The huge number of COVID infections last month did not stop the government from further slashing the last remaining mitigation measures. Tokyo announced on July 22 that it would reduce the isolation period for close contacts from five days to three days, so long as the contact tested negative on the second and third days. Untested contacts had their isolation period reduced from seven to five days. That same day, Kishida told the Japan Business Federation, known as Keidanren and the largest business lobby in Japan: “We are not considering new restrictions on movement at this point.”

However, even the limited virus measures that remain in place are too much for the financial establishment. Nikkei Asia published an article on August 13—as daily cases surged past 200,000—titled, “Japan’s tight COVID rules stand out as virus risk ebbs.” While admitting that “COVID-19 poses more of a threat to elderly Japanese and other at-risk segments of the population,” the article demanded that the government lift the few remaining testing and quarantine requirements for travel and close contacts.

The government is now doing just that. Kishida announced on August 22 that his government would take steps to raise the cap on the number of overseas tourists visiting Japan from 20,000 to 50,000. Testing requirements for those entering the country who have received a vaccine booster shot are to be scrapped, a prelude to ending the testing of arrivals altogether.

The Nikkei Asia article claimed that COVID is no worse than the flu for those under 60, the implication being that older and elderly people should accept an early death. The response from the ruling class around the world to the pandemic contains more than a whiff of eugenics. Governments and big business see older, retired people as a drain on their profits, no longer producing surplus value.

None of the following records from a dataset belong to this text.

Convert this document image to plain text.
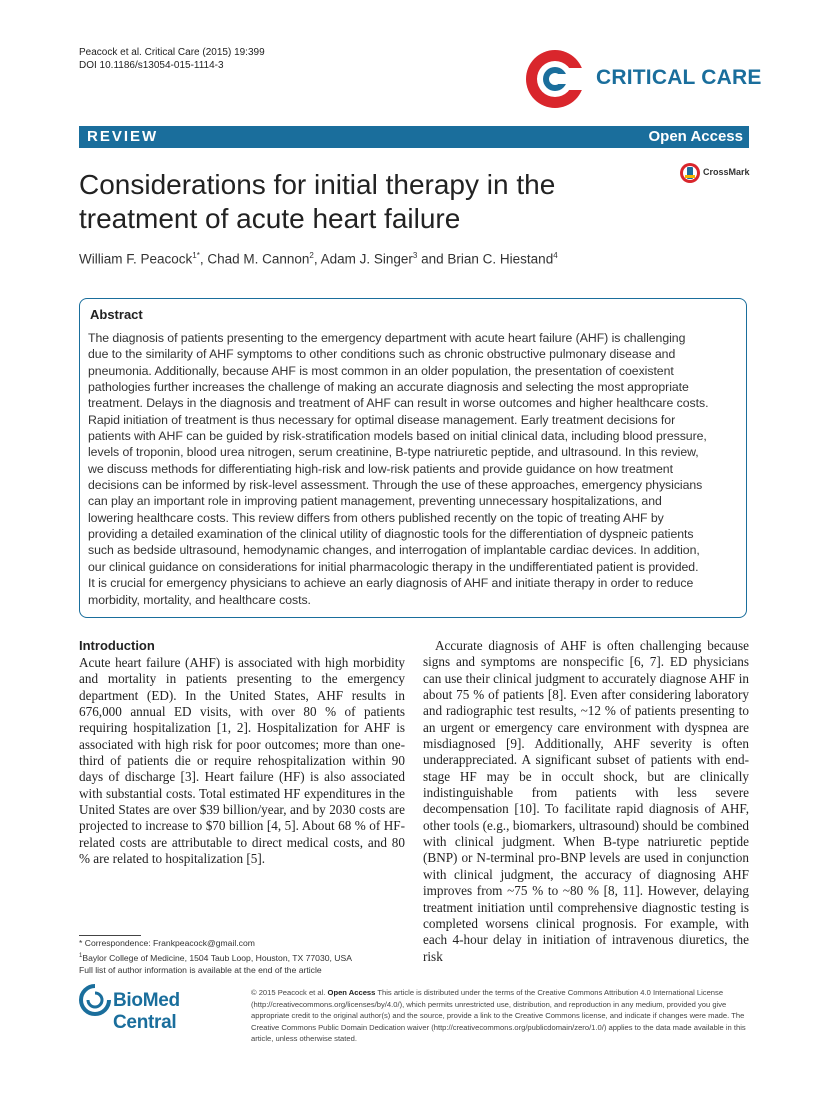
Peacock et al. Critical Care (2015) 19:399
DOI 10.1186/s13054-015-1114-3
CRITICAL CARE
REVIEW	Open Access
CrossMark
Considerations for initial therapy in the
treatment of acute heart failure
William F. Peacock$^{1*}$, Chad M. Cannon$^2$, Adam J. Singer$^3$ and Brian C. Hiestand$^4$
Abstract
The diagnosis of patients presenting to the emergency department with acute heart failure (AHF) is challenging
due to the similarity of AHF symptoms to other conditions such as chronic obstructive pulmonary disease and
pneumonia. Additionally, because AHF is most common in an older population, the presentation of coexistent
pathologies further increases the challenge of making an accurate diagnosis and selecting the most appropriate
treatment. Delays in the diagnosis and treatment of AHF can result in worse outcomes and higher healthcare costs.
Rapid initiation of treatment is thus necessary for optimal disease management. Early treatment decisions for
patients with AHF can be guided by risk-stratification models based on initial clinical data, including blood pressure,
levels of troponin, blood urea nitrogen, serum creatinine, B-type natriuretic peptide, and ultrasound. In this review,
we discuss methods for differentiating high-risk and low-risk patients and provide guidance on how treatment
decisions can be informed by risk-level assessment. Through the use of these approaches, emergency physicians
can play an important role in improving patient management, preventing unnecessary hospitalizations, and
lowering healthcare costs. This review differs from others published recently on the topic of treating AHF by
providing a detailed examination of the clinical utility of diagnostic tools for the differentiation of dyspneic patients
such as bedside ultrasound, hemodynamic changes, and interrogation of implantable cardiac devices. In addition,
our clinical guidance on considerations for initial pharmacologic therapy in the undifferentiated patient is provided.
It is crucial for emergency physicians to achieve an early diagnosis of AHF and initiate therapy in order to reduce
morbidity, mortality, and healthcare costs.
Introduction
Acute heart failure (AHF) is associated with high morbidity and mortality in patients presenting to the emergency department (ED). In the United States, AHF results in 676,000 annual ED visits, with over 80 % of patients requiring hospitalization [1, 2]. Hospitalization for AHF is associated with high risk for poor outcomes; more than one-third of patients die or require rehospitalization within 90 days of discharge [3]. Heart failure (HF) is also associated with substantial costs. Total estimated HF expenditures in the United States are over $39 billion/year, and by 2030 costs are projected to increase to $70 billion [4, 5]. About 68 % of HF-related costs are attributable to direct medical costs, and 80 % are related to hospitalization [5].
Accurate diagnosis of AHF is often challenging because signs and symptoms are nonspecific [6, 7]. ED physicians can use their clinical judgment to accurately diagnose AHF in about 75 % of patients [8]. Even after considering laboratory and radiographic test results, ~12 % of patients presenting to an urgent or emergency care environment with dyspnea are misdiagnosed [9]. Additionally, AHF severity is often underappreciated. A significant subset of patients with end-stage HF may be in occult shock, but are clinically indistinguishable from patients with less severe decompensation [10]. To facilitate rapid diagnosis of AHF, other tools (e.g., biomarkers, ultrasound) should be combined with clinical judgment. When B-type natriuretic peptide (BNP) or N-terminal pro-BNP levels are used in conjunction with clinical judgment, the accuracy of diagnosing AHF improves from ~75 % to ~80 % [8, 11]. However, delaying treatment initiation until comprehensive diagnostic testing is completed worsens clinical prognosis. For example, with each 4-hour delay in initiation of intravenous diuretics, the risk
* Correspondence: Frankpeacock@gmail.com
$^1$Baylor College of Medicine, 1504 Taub Loop, Houston, TX 77030, USA
Full list of author information is available at the end of the article
BioMed Central
© 2015 Peacock et al. Open Access This article is distributed under the terms of the Creative Commons Attribution 4.0 International License (http://creativecommons.org/licenses/by/4.0/), which permits unrestricted use, distribution, and reproduction in any medium, provided you give appropriate credit to the original author(s) and the source, provide a link to the Creative Commons license, and indicate if changes were made. The Creative Commons Public Domain Dedication waiver (http://creativecommons.org/publicdomain/zero/1.0/) applies to the data made available in this article, unless otherwise stated.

At the same time, the establishment ignores the debilitating impact of Long COVID on those who have been infected, including damage caused to a person’s organs. Children who have contracted the virus are at higher risks for developing blood clots in the lungs, heart inflammation, kidney failure, and Type 1 diabetes, in addition to other serious health complications.

None of the establishment parties—from the ruling LDP and main opposition Constitutional Democratic Party of Japan to the right-wing Nippon Ishin no Kai and the Stalinist Japanese Communist Party—has advocated measures to eliminate the virus as the only means of halting the pandemic.